Another significant environmental attribute in our analysis was temperature, and this seems to be an essential factor in the distribution of the species in the Rio Guapi-Macacu. The highest temperature values in the upstream area corroborate the results found in the CCA, where the greatest abundance of the species did correlate with this segment of the river. For Hecht (2013), African catfish larvae exhibit an optimal development around 28ºC, whose value was recorded upstream in the rainy season. And this could be seen in the dry season, which showed a high increase in the IAS population, favored due to the temperature rise previously recorded. On the other hand, our studies indicate that, despite the average temperature values measured in the Guapi-Macacu River not being considered ideal for the development of catfish, the species' adaptability has allowed it to develop well in this ecosystem and colonize other segments of the river. However, climate changes resulting from global warming can contribute to the gradual increase in temperature, significantly altering this scenario, which may favor the rapid development of this alien species and, possibly, the decline of native populations.
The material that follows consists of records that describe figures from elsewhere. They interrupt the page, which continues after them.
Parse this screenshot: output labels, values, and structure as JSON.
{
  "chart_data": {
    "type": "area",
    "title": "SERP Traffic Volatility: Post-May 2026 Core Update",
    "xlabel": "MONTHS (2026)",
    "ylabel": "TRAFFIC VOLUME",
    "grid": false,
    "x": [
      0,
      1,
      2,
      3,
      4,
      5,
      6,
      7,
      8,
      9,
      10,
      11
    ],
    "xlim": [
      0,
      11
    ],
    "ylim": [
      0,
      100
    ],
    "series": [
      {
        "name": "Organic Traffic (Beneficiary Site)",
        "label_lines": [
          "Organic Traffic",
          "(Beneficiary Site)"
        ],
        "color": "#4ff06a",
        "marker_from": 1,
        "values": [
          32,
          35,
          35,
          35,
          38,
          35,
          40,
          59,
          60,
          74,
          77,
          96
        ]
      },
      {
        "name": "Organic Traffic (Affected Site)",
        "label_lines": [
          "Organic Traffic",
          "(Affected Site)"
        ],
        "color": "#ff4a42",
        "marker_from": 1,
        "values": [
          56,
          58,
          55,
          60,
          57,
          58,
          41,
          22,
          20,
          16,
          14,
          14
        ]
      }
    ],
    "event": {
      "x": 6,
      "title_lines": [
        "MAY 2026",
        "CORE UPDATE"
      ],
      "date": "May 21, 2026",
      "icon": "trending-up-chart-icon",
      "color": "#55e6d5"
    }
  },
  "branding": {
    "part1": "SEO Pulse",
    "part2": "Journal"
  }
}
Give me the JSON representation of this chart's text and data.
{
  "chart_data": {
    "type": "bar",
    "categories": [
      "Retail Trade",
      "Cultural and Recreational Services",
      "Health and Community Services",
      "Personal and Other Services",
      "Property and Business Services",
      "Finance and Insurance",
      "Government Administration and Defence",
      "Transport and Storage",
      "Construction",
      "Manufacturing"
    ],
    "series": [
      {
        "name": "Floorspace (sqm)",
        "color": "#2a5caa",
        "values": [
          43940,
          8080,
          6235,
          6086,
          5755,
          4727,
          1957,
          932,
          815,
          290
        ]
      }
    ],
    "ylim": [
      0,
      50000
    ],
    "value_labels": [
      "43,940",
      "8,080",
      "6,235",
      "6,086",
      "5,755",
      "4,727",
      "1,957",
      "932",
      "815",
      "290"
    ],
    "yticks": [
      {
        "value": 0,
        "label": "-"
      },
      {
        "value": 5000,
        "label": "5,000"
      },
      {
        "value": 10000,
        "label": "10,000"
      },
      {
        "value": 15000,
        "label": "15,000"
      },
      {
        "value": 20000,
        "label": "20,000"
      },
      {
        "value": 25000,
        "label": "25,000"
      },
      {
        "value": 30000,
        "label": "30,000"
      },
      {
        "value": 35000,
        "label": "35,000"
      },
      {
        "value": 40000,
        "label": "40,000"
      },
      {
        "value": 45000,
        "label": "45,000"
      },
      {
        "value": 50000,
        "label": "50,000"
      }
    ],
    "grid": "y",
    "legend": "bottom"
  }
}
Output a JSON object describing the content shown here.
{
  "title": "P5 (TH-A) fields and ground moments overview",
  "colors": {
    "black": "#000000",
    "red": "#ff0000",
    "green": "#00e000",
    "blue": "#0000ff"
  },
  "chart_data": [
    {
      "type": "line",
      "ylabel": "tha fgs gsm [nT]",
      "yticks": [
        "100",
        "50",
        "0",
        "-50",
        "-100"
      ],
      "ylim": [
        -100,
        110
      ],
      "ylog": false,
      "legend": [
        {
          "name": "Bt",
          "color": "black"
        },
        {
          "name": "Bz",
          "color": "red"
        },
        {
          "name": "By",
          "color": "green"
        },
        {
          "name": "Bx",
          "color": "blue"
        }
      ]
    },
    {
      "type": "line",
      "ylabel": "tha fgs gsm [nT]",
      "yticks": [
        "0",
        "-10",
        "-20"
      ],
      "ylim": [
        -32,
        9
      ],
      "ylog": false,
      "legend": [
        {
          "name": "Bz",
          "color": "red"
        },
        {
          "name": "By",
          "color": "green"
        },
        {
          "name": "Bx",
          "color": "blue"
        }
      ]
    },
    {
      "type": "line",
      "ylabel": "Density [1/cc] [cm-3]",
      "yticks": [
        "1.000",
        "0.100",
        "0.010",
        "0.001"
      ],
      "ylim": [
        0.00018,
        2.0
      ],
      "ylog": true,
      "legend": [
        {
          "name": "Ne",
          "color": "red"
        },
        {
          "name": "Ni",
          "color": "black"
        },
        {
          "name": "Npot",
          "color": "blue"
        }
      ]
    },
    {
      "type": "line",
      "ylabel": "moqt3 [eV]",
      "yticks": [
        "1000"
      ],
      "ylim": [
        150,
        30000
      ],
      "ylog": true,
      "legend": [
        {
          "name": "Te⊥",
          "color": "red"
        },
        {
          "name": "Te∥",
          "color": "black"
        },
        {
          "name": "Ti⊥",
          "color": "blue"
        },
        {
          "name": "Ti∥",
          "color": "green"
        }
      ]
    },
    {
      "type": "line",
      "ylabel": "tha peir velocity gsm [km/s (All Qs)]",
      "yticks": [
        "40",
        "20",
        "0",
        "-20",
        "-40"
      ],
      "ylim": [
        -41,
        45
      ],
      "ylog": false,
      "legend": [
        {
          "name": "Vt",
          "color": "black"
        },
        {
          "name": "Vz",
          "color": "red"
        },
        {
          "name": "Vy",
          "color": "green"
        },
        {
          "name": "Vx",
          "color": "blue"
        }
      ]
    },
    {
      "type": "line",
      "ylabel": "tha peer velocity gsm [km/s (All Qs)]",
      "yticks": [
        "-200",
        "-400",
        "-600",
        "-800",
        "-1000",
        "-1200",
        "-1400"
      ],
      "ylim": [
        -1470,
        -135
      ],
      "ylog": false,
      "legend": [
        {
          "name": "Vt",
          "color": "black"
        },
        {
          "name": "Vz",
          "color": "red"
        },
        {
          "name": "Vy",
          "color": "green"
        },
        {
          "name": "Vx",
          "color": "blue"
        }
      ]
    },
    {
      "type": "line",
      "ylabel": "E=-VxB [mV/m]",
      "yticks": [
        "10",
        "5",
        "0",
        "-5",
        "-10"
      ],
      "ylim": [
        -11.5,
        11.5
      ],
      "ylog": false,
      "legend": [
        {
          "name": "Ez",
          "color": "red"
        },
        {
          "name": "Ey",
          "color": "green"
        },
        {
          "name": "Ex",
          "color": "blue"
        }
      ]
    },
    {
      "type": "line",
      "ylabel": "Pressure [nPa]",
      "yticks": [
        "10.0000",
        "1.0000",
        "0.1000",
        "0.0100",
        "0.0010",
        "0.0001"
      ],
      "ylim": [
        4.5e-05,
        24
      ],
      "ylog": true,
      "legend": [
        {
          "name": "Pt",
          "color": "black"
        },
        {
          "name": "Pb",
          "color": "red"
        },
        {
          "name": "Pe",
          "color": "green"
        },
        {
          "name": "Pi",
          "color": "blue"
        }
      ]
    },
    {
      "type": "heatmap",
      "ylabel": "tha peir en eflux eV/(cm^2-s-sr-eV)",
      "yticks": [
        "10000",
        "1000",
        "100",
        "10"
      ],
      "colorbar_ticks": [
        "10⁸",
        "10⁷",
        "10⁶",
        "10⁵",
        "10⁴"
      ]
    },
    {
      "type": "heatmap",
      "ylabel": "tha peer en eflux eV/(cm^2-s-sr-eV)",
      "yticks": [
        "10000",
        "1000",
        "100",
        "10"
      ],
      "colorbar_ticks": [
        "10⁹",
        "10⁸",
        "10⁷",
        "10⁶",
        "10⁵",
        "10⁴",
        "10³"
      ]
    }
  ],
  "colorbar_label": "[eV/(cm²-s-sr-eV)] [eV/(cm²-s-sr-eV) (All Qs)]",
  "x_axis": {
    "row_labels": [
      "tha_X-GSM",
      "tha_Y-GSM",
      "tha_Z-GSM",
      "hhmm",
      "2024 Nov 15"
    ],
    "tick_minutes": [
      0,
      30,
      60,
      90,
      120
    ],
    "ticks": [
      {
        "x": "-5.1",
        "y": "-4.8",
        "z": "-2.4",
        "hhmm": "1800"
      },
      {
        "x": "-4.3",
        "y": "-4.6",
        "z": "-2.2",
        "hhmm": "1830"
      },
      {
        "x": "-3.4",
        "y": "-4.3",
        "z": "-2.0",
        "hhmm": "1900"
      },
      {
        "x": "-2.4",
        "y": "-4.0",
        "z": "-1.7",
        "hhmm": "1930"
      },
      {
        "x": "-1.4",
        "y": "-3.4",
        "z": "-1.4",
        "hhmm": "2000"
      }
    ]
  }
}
Salinity is also an attribute that limits the occurrence of alien species in the mouth of Guanabara Bay. That is because African catfish are stenohaline, with a limited capacity to withstand increased salinity in the environment, in more advanced stages (Hoogendoorn, 1981). Borode et al. (2002) conducted a study of the effect of salinity on the early-stage development of African catfish. They concluded that increased salinity delays the hatching and development of African catfish eggs and larvae but accepts up to 6 ppt variations for its growth. De Melo et al. (2014) detected an intrusion of salinity into the river in the dry season of the year, corroborating our findings, where salinity varied considerably in this season, reaching 31.
Even so, we can observe that despite the significant abundance of this species, the analysis of specificity and fidelity does not list C. gariepinus as an indicator species, taking into account both studied seasons and collection areas. However, this pattern diverges when considering only the upstream zone, when the species specificity index rises to 81% and the fidelity to 36% for this area, demonstrating C. gariepinus with the probability of 53% being an asymmetric indicator species of this area. For Dufrêne & Legendre (1997), a species can be an asymmetric indicator without high fidelity.